Procurada, a defesa de Bolsonaro ainda não respondeu à reportagem.
Nesta quinta-feira (21), o portal UOL noticiou que, segundo Cid, trechos de uma minuta golpista teriam sido apresentados por Bolsonaro a militares de alta patente.
A Polícia Federal também apura, segundo investigadores ouvidos pela CNN, a origem do documento e se o texto seria o mesmo que foi encontrado na casa do ex-ministro Anderson Torres.

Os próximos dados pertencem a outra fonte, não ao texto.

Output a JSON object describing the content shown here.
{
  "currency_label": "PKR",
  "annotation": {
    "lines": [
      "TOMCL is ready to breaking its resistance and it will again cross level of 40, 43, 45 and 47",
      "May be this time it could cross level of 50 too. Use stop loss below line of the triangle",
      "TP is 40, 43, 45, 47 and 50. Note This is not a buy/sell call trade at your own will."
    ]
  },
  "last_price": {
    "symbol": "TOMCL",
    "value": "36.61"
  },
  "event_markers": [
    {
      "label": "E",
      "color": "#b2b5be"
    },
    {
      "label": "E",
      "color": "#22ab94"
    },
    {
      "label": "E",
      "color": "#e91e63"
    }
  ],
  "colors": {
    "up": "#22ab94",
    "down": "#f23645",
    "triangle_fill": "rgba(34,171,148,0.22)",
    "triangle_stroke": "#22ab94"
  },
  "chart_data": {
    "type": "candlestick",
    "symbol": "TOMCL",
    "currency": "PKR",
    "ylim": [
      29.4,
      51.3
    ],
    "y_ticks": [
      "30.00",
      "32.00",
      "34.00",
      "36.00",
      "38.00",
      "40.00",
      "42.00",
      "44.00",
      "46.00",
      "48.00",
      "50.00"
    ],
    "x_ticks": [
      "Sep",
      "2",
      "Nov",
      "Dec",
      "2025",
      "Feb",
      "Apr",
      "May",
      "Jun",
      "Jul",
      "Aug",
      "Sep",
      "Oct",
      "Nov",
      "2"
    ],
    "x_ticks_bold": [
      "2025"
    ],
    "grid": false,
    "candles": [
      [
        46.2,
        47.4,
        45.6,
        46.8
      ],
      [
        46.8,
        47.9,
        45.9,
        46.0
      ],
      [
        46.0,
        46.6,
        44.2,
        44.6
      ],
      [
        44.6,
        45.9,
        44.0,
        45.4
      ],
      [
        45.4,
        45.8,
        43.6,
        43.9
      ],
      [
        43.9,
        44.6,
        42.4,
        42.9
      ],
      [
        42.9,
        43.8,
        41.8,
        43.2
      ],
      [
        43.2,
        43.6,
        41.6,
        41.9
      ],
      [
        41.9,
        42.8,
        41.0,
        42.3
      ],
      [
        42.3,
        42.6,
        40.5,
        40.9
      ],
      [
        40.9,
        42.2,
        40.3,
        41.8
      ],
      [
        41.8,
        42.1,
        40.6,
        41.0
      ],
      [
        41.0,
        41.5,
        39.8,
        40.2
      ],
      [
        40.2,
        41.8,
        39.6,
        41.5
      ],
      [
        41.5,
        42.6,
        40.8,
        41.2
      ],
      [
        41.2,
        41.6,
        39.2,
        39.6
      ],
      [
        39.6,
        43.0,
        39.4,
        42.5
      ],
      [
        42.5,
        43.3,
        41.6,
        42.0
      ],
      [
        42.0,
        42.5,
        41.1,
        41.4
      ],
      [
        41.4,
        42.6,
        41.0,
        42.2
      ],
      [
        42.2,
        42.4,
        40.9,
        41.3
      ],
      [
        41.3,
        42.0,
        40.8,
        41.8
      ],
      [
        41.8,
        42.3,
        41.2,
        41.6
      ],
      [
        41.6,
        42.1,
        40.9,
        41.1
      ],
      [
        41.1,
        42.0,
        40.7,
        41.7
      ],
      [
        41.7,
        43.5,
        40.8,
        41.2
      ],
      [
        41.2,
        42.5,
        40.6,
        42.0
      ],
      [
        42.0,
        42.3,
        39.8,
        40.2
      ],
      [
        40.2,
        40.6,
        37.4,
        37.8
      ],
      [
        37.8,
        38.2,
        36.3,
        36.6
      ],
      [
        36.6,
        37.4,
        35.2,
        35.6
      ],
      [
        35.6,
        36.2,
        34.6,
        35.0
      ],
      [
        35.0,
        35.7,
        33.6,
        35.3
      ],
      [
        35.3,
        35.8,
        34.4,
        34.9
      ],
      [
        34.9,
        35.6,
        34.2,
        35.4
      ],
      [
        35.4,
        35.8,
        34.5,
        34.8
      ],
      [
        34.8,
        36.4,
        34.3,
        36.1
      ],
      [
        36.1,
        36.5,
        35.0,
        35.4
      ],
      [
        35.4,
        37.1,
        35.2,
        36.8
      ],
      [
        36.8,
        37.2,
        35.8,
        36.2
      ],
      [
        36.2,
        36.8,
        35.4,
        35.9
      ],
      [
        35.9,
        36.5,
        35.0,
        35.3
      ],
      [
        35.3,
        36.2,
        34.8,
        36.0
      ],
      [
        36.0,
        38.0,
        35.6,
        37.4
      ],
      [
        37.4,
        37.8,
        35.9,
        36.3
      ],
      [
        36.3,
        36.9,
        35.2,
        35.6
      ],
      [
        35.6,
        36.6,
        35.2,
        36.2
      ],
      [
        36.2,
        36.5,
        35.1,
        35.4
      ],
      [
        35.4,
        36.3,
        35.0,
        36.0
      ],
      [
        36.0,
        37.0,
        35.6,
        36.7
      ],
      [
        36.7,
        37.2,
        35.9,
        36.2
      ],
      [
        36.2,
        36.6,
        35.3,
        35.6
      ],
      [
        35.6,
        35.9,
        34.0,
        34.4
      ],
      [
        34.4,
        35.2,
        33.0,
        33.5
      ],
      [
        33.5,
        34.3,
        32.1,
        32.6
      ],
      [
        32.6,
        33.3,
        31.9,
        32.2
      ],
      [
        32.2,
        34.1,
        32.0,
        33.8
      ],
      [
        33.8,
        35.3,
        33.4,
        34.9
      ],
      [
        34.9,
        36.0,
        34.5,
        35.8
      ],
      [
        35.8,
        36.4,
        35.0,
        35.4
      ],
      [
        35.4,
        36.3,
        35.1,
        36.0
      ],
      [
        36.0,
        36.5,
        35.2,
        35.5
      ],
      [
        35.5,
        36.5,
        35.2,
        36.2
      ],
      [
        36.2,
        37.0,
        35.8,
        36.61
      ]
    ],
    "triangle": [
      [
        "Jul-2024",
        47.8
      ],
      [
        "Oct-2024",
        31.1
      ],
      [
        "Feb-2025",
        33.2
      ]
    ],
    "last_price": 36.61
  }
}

A “minuta do golpe” seria uma proposta de decreto para que Bolsonaro instaurasse estado de defesa no Tribunal Superior Eleitoral (TSE) enquanto ainda era presidente. O estado de defesa está previsto no artigo 136 da Constituição Federal.
O mecanismo permite que o presidente intervenha em “locais restritos e determinados” para “reservar ou prontamente restabelecer a ordem pública ou a paz social ameaçadas por grave e iminente instabilidade institucional ou atingidas por calamidades de grandes proporções na natureza”.
O texto teria como objetivo reverter o resultado da eleição presidencial, da qual Luiz Inácio Lula da Silva (PT) saiu vitorioso.